Was sagen Sie zu seiner Recension von meines Vaters Gedichten? Welch ein schöner Gedanke, des Dichters poetisches Leben aus seinen Gedichten zu entwickeln, und welch ein tiefes Studium der Gedichte in dieser Entwickelung! Ein wahres lebendiges Votivgemälde. Fast jedes Wort könnte als Citat ein Lied bekommen. Ungemein schön ist der Übergang von den Herbstliedern zu den religiösen. Ich habe diese Recension recht von Grund aus entstehen sehen. Gewöhnlich des Abends von 8 -10 las ich Goethen die Gedichte vor. Als ich das »Herbstlied« anfangen wollte: »Die Bäume stehn der Frucht entladen«, nahm er mir das Buch aus der Hand und sagte: »Das will ich selber lesen.« Er las es, und gleich darauf »Trost am Grabe«. Die Worte in der Recension, mit denen er diese Lieder bezeichnet, mögen Ihnen die gerührte Stimmung aussprechen, womit er sie las. Einige Stellen habe ich ausgearbeitet, nämlich die über die höheren Stände und den letzten Theil über Sprache, Rhythmik und Mythologie. Versteht sich, daß Goethe nachher revidirte, um den Stil mit dem seinigen gleichförmig zu machen, wo es mir nicht gelungen war. Sonnabend [7. April] hatten wir den »Macbeth«; er ward meisterhaft gegeben, obgleich in seiner ganzen blutigen Gräßlichkeit. Die Hexen waren junge Mädchen, schön von Wuchs und recht artig gekleidet, die Eine sogar zierlich. Es war ein kühner Gedanke von Goethe, das Schreckliche dieser Wesen mehr in die Wirkung, als in die Gestalt zu setzen, und sie that so auch bei weitem größere Wirkung, so wie der Teufel in schöner Gestalt gräßlicher ist (für mich wenigstens), als in der teuflischen. Die Todtenstille unter den Zuschauern war mir manchmal ebenso schrecklich, als das Stück selbst; dann war es, als stünde das ganze Geisterreich geöffnet. Goethe war den Abend außerordentlich fröhlich, (wir saßen noch um halb 12 auf) daß die Vorstellung so geglückt sei; auch Schiller, mit dem ich nach der Vorstellung noch einen Augenblick nach Hause ging.
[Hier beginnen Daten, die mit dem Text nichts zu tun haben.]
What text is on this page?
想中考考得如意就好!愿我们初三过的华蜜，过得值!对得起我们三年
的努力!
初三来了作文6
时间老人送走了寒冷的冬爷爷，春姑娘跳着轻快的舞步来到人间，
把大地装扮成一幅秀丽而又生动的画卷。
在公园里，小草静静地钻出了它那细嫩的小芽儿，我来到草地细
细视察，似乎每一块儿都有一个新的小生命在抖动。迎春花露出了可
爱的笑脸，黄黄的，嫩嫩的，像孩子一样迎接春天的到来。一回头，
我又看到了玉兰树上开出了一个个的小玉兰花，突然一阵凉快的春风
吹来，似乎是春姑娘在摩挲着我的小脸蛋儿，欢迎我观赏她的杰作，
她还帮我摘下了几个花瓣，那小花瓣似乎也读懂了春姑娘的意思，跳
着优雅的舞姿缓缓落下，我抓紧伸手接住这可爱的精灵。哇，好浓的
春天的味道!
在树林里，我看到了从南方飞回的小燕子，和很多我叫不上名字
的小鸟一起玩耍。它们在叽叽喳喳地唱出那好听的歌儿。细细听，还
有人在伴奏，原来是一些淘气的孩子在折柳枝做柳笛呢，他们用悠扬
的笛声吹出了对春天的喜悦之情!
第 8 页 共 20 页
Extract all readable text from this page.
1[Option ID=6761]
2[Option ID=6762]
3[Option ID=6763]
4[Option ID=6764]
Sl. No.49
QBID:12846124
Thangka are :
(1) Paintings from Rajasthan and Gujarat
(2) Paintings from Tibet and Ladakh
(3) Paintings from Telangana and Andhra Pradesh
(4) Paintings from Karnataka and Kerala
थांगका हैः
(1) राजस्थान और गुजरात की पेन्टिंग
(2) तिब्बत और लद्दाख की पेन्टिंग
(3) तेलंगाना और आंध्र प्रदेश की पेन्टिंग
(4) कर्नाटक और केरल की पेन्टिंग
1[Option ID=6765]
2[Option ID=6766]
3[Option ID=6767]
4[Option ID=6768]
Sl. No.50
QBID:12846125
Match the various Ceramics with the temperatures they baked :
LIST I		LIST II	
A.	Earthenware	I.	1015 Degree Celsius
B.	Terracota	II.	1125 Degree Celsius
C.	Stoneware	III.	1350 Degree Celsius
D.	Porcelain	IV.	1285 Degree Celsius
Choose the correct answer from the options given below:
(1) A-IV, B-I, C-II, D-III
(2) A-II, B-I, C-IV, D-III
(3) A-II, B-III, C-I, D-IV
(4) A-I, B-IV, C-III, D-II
.... Goethes Zutrauen und seine Liebe zu verlieren, wäre das Schrecklichste, was mir in Weimar begegnen könnte, aber so lange ich bleibe was ich bin und fortfahre zu werden, was ich werden kann, so lange werde ich sein »lieber Sohn« bleiben, wie er mich mehrere Male genannt hat.
b.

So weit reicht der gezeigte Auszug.